Officials at the Burlingame, Calif., company claimed that its sales tripled last year over 2001, and that the company exceeded its revenue goal for 2002.

“We doubled our customer base, and our maintenance renewal rate is over 90 percent,” said Lewis Cirne, founder and chief technology officer of the 5-year-old, privately held firm.

The news follows closely on the heels of a new release of the companys Introscope Java application performance management tool and the introduction of a pair of new tools to its product lineup.

Introscope 4.0 adds a new fully customizable dashboard that allows users to represent what they want to manage, according to Cirne.

The new release also allows users to display top 10 lists that can include the most active Java beans, the slowest Java beans and so on.

Introscope 4.0 also adds a new performance agent that can gather performance statistics outside the Java Virtual Machine. The new EPA Agents can monitor Apache logs on a Web server, gather I/O disk statistics, or monitor BEA Systems Inc. WebLogic or IBM WebSphere error logs.

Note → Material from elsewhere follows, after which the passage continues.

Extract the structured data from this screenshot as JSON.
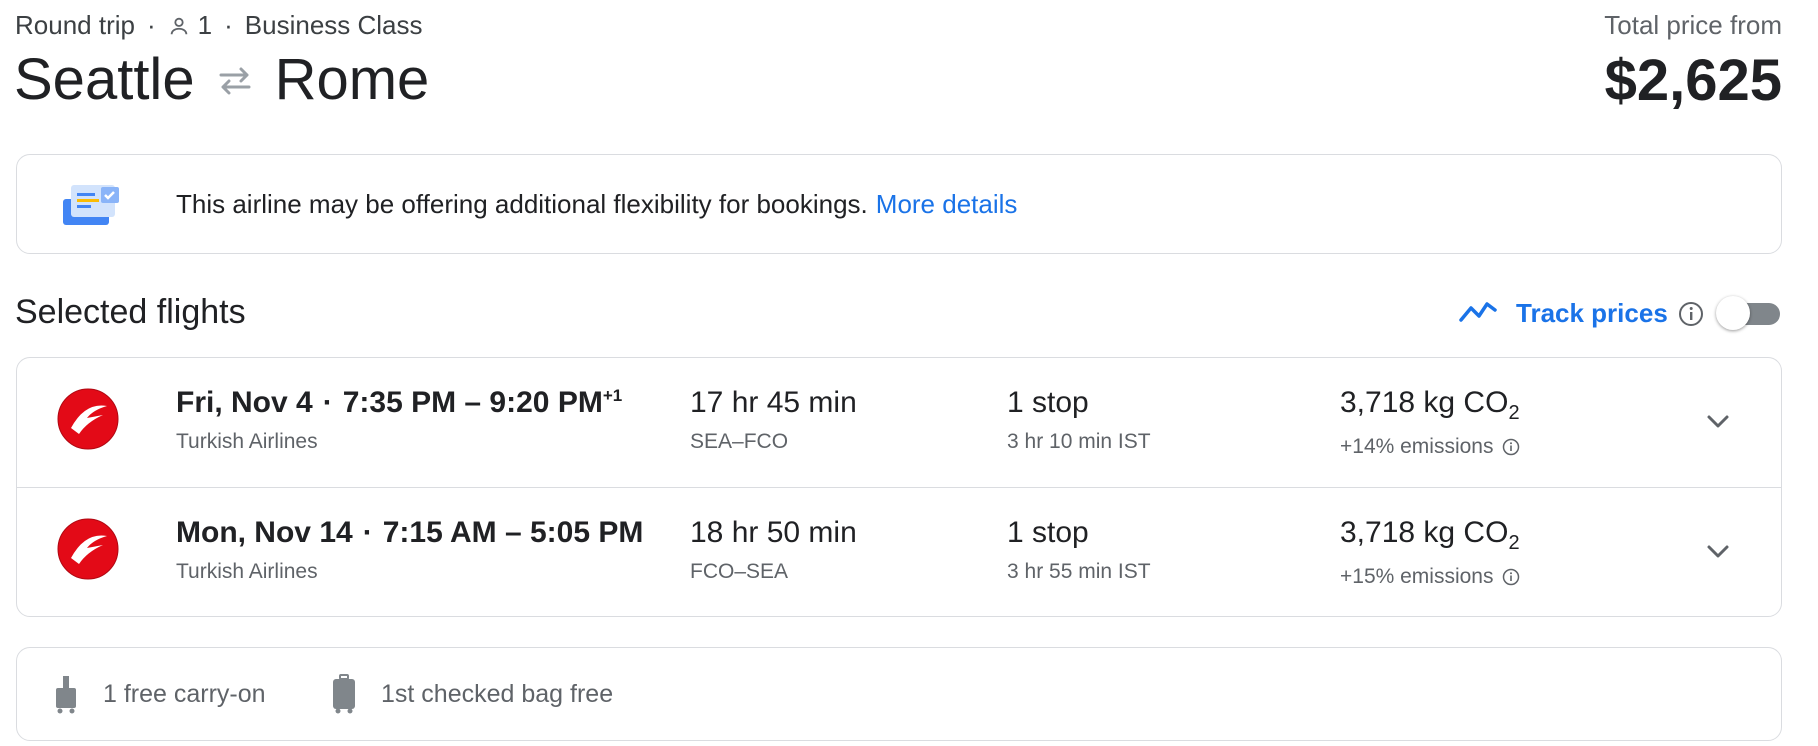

The new Introscope Transaction Tracer can identify individual problem transactions and determine which components are causing performance degradation. The new tool incorporates patent-pending technology that takes a snapshot of transactions and graphically shows which components are taking up what resources, according to Cirne. “You can go component by component within the application and ID those components that eat up the major time spent,” he said.

The new Introscope LeakHunter also incorporates patent-pending technology that allows users to locate memory leaks in J2EE (Java 2 Enterprise Edition) applications within hours of installation, according to Cirne. “We ID memory leaks and help developers to fix the leaks and increase application availability,” he said.